On 11 March, the Government confirmed mainland Chinese trucks have been bringing in COVID-related medical goods and food supplies to “ensure smooth cross-boundary land transport”, but local licence plates were not seen on the trucks. Carrie Lam said on 14 March she had authorised John Lee to grant exemptions under the emergency regulations for the unlicensed vehicles. Lam declined to comment on the responsibility should any accidents occur, but said the most important question to ask was: "who are these cross-border mainland lorries here in Hong Kong for?"

Medical teams from China were also granted exemption to treat the COVID patients without following statutory requirements. When asked about the responsibility of possible incidents caused by the Chinese medics, Lam did not directly address the issue.
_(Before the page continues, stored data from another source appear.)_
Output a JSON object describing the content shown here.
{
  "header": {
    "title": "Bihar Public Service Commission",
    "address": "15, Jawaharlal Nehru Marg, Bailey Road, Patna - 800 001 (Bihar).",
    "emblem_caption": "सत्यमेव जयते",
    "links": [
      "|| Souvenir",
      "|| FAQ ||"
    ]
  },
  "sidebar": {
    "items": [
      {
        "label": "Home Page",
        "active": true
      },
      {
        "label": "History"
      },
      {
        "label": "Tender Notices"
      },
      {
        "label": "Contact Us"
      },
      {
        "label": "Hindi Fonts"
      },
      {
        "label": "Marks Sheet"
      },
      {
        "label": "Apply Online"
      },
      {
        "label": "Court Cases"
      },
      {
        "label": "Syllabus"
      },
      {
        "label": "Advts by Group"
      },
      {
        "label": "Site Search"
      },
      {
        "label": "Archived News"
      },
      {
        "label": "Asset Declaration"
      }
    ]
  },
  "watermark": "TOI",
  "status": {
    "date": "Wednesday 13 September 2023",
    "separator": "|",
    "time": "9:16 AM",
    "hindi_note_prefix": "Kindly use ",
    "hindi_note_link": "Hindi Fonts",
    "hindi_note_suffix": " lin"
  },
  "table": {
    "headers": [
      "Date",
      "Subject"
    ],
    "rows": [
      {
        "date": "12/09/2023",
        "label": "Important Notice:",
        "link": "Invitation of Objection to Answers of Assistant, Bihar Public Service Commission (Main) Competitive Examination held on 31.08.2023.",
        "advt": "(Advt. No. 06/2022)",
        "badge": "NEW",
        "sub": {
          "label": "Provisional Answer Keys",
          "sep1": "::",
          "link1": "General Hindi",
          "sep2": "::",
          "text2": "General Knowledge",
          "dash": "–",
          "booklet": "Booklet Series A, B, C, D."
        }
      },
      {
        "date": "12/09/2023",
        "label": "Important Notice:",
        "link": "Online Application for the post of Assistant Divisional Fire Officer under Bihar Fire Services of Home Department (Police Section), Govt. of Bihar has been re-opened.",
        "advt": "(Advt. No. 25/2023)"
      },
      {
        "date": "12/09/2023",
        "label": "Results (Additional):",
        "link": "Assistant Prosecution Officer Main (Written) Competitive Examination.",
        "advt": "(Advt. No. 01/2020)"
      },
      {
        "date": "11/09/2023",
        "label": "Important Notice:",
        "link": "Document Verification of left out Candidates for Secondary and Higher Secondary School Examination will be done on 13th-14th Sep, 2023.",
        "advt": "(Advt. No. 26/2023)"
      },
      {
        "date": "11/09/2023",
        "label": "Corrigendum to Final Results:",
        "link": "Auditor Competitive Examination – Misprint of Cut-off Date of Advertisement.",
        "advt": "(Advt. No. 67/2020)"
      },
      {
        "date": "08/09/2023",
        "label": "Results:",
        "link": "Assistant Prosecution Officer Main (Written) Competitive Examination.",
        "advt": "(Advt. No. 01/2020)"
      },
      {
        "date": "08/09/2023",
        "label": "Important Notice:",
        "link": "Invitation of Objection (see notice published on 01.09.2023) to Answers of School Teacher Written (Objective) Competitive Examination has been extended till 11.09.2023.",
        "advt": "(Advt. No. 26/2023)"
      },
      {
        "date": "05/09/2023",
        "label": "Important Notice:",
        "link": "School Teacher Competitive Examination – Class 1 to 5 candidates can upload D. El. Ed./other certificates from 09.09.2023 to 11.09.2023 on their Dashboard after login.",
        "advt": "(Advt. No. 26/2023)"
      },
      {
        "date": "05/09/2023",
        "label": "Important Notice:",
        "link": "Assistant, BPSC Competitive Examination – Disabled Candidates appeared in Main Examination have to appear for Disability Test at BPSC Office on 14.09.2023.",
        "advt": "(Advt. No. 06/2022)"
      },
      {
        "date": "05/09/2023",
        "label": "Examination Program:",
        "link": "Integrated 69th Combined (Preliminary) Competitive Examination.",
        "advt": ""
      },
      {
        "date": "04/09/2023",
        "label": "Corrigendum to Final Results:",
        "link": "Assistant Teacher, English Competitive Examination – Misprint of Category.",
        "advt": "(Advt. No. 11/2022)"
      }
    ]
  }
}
The Hospital Authority later confirmed the authorities will bear the "ultimate responsibility", after the medical workers were employed as "honorary staff". Exemption were granted to allow operators of Residential Care Homes for the Elderly to use other premises to take care of elders.

On 2 April, John Lee granted permission to Chief Executive Election candidates to conduct election-related gatherings with members of the Election Committee and the public, due to the "exceptional circumstances of the case" and as such "serves the public interest", although only 1,200-member Election Committee can vote for the Chief Executive. Lee resigned on 6 April and later became the sole candidate of the election. Concerns raised on the possible conflict of interest as Lee could have exempted himself when he had decided to run for the leadership.